Function editing with Vim throws IndentError

Matimus mccredie at gmail.com
Thu Jul 24 16:02:41 EDT 2008


On Jul 24, 2:54 am, Lawrence D'Oliveiro <l... at geek-
central.gen.new_zealand> wrote:
> In message
> <f558e635-aa40-4d54-bd1a-45e8463cd... at v26g2000prm.googlegroups.com>,
>
> Matimus wrote:
> > That isn't the standard. With that setup tabs will show up as 4
> > spaces, and still confuse you.
>
> Why should that be confusing? The most common tab-stop setting is 4 columns.

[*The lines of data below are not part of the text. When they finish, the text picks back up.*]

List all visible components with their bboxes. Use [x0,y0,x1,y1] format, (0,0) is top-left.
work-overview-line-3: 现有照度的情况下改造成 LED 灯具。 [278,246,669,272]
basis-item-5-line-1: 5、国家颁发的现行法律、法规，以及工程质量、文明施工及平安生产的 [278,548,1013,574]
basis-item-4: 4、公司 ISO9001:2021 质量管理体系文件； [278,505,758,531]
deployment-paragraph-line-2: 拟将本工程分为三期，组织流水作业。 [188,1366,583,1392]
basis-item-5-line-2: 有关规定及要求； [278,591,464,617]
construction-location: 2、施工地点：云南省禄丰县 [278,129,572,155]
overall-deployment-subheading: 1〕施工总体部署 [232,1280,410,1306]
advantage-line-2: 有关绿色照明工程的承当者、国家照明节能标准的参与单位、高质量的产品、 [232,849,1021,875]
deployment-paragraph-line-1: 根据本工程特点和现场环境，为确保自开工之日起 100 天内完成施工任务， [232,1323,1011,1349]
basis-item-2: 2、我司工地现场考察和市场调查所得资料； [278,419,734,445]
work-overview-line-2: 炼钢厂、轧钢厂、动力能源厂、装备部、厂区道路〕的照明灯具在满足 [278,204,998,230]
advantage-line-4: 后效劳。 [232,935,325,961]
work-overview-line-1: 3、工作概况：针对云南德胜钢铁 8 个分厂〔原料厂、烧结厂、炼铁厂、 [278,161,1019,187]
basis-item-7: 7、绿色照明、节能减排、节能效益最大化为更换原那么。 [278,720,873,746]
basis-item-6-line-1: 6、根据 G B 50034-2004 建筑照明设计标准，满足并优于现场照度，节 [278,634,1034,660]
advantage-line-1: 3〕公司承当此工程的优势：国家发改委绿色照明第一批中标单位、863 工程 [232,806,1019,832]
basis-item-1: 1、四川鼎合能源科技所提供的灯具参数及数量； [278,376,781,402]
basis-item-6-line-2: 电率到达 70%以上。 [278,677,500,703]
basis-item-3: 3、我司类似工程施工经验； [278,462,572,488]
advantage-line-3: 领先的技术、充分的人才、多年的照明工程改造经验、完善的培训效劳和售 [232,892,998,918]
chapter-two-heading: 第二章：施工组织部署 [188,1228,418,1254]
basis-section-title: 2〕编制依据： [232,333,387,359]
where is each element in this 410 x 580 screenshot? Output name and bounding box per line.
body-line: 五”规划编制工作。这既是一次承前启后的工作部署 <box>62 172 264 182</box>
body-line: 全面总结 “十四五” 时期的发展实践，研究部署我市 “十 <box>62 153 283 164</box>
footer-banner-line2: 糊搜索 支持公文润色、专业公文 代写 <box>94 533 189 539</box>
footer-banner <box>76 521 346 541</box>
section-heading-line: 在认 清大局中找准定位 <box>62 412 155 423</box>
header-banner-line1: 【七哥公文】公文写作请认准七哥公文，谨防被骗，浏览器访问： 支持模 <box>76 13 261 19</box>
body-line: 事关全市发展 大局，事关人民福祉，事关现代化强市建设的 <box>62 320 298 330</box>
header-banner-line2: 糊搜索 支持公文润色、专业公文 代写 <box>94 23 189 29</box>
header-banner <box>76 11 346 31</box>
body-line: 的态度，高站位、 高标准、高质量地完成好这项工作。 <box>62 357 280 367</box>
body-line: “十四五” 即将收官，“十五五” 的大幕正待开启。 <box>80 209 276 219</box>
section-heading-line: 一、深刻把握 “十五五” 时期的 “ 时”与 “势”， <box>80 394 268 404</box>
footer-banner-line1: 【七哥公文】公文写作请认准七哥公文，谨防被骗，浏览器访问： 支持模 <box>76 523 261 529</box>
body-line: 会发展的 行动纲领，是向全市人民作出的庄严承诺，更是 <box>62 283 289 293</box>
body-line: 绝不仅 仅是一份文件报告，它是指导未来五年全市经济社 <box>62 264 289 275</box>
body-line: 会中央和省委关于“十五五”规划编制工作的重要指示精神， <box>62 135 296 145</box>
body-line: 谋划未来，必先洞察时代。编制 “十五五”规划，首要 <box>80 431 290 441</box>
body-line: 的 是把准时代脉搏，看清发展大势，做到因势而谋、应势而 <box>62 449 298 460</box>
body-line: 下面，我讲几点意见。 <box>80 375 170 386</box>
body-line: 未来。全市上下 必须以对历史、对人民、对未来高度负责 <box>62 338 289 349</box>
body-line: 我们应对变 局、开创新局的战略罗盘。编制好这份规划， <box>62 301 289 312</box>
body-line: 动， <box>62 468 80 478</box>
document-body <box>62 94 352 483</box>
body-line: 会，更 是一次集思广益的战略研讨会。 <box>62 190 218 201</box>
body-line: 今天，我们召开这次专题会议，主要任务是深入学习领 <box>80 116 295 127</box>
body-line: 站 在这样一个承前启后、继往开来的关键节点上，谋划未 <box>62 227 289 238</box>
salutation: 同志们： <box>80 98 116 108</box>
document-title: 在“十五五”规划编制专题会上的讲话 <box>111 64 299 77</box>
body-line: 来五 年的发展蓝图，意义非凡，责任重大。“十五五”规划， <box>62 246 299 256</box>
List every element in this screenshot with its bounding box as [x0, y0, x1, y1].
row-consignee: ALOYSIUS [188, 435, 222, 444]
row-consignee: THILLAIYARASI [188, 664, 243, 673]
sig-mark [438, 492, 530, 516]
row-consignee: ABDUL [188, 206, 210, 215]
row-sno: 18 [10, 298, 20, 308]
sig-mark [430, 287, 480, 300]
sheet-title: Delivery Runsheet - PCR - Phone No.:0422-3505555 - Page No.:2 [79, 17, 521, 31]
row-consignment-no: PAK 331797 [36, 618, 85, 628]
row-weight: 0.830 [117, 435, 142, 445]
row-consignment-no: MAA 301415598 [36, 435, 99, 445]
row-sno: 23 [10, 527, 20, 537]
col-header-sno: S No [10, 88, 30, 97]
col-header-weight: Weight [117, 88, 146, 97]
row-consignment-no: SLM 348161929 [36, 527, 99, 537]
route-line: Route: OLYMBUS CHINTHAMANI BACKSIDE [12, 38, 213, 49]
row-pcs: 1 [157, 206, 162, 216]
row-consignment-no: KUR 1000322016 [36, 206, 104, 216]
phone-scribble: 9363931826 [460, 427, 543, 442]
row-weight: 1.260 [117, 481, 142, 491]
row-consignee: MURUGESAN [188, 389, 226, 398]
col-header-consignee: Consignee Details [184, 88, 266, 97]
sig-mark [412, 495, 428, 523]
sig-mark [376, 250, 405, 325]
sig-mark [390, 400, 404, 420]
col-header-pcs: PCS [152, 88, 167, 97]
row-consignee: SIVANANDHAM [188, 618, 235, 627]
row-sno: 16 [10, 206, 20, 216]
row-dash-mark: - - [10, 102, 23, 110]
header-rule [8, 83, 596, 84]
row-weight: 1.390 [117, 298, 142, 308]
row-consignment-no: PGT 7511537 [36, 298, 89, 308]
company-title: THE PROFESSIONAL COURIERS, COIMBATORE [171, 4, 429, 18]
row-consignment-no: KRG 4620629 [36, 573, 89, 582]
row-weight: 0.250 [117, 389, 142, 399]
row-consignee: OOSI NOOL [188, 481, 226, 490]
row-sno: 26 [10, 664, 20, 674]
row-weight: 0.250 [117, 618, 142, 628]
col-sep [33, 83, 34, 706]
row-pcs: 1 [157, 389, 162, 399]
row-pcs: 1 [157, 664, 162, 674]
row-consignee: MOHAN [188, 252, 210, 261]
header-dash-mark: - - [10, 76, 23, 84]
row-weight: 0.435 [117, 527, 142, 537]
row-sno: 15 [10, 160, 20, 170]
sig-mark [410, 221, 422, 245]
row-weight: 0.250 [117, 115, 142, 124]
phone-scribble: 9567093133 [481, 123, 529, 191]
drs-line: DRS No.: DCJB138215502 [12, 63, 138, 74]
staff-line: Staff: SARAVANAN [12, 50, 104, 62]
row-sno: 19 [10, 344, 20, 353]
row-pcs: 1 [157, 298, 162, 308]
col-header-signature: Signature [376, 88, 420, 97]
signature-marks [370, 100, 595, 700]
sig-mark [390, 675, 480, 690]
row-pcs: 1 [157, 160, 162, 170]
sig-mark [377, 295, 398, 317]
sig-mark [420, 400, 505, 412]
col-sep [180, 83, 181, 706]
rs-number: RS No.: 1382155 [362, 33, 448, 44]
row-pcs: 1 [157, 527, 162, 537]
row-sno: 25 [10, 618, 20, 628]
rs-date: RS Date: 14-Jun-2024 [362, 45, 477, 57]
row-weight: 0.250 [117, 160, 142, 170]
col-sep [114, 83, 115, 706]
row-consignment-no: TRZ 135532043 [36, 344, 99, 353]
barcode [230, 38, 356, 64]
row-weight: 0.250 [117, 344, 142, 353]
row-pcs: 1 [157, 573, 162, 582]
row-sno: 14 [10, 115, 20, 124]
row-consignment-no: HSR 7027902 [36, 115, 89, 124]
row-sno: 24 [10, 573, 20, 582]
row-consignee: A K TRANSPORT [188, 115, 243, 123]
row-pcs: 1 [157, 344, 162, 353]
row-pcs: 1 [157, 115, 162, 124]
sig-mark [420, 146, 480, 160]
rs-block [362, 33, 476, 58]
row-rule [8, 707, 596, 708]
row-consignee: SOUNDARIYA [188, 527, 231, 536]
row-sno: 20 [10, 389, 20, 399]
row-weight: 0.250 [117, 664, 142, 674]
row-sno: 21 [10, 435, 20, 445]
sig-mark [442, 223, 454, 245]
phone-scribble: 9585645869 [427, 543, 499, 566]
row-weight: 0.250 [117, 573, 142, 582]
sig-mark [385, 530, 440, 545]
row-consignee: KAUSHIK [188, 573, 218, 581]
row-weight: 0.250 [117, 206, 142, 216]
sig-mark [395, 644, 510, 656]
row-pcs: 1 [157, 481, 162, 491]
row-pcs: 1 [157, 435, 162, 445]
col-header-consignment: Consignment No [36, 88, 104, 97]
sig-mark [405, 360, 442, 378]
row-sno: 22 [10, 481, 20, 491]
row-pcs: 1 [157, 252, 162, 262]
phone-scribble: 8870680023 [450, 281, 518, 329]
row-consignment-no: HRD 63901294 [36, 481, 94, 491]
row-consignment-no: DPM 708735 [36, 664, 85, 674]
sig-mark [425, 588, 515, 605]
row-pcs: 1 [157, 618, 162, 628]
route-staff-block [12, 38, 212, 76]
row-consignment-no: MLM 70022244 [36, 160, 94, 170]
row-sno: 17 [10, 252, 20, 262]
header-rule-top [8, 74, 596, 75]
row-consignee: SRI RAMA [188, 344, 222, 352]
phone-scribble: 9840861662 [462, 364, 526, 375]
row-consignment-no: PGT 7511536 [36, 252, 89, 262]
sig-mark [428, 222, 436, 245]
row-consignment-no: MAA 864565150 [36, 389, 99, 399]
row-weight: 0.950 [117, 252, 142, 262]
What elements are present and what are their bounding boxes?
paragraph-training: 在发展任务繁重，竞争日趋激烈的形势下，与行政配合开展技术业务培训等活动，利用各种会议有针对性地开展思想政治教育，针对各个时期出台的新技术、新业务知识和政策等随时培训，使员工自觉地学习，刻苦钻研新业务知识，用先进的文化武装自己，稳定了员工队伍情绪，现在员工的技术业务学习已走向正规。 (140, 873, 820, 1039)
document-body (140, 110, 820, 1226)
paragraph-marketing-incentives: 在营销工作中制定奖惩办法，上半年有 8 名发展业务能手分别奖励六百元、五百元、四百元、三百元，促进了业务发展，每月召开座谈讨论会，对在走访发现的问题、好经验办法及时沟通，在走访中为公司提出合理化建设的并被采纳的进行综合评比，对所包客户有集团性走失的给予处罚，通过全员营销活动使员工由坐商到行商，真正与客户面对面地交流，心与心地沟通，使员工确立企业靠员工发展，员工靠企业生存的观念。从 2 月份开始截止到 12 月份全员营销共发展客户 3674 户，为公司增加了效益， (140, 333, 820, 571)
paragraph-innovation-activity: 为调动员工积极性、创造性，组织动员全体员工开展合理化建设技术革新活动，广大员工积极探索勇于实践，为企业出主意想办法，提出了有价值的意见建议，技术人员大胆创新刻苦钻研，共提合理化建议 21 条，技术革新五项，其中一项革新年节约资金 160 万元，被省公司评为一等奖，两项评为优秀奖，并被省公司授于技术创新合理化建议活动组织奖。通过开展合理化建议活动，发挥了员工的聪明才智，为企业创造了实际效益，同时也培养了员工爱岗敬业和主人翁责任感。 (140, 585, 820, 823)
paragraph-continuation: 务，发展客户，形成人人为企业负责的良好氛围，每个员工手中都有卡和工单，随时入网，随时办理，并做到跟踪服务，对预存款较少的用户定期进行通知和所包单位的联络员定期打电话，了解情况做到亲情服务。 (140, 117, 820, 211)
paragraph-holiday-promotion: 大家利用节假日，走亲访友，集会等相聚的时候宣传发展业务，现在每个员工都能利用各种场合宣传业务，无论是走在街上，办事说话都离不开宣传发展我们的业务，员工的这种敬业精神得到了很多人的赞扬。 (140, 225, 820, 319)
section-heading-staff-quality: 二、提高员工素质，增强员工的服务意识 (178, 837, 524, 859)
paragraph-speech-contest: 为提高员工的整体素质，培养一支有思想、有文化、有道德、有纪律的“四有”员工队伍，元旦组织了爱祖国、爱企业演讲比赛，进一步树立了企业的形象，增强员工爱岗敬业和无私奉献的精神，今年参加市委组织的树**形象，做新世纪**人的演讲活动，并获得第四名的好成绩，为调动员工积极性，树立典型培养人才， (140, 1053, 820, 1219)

I think if you continued reading my post you would see. The tabstop
feature in Vi(m) sets how many spaces a tab character is displayed as.
A tab character is specified as 8 spaces. The real problem is that the
python interpreter itself follows the spec and interprets a tab as 8
spaces. If you are viewing the code and have mixed tabs and spaces and
all of the tabs are showing up as 4 spaces you will not be able to
spot the issues that will come up.

4 columns is not the most common setting, the most common setting is
the default, which is 8. It is just very common for people to change
it. I suggest that instead of changing the tabstop, just use spaces
(not both) and use the `softtabstop` setting to allow a press of the
tab key to insert four spaces instead.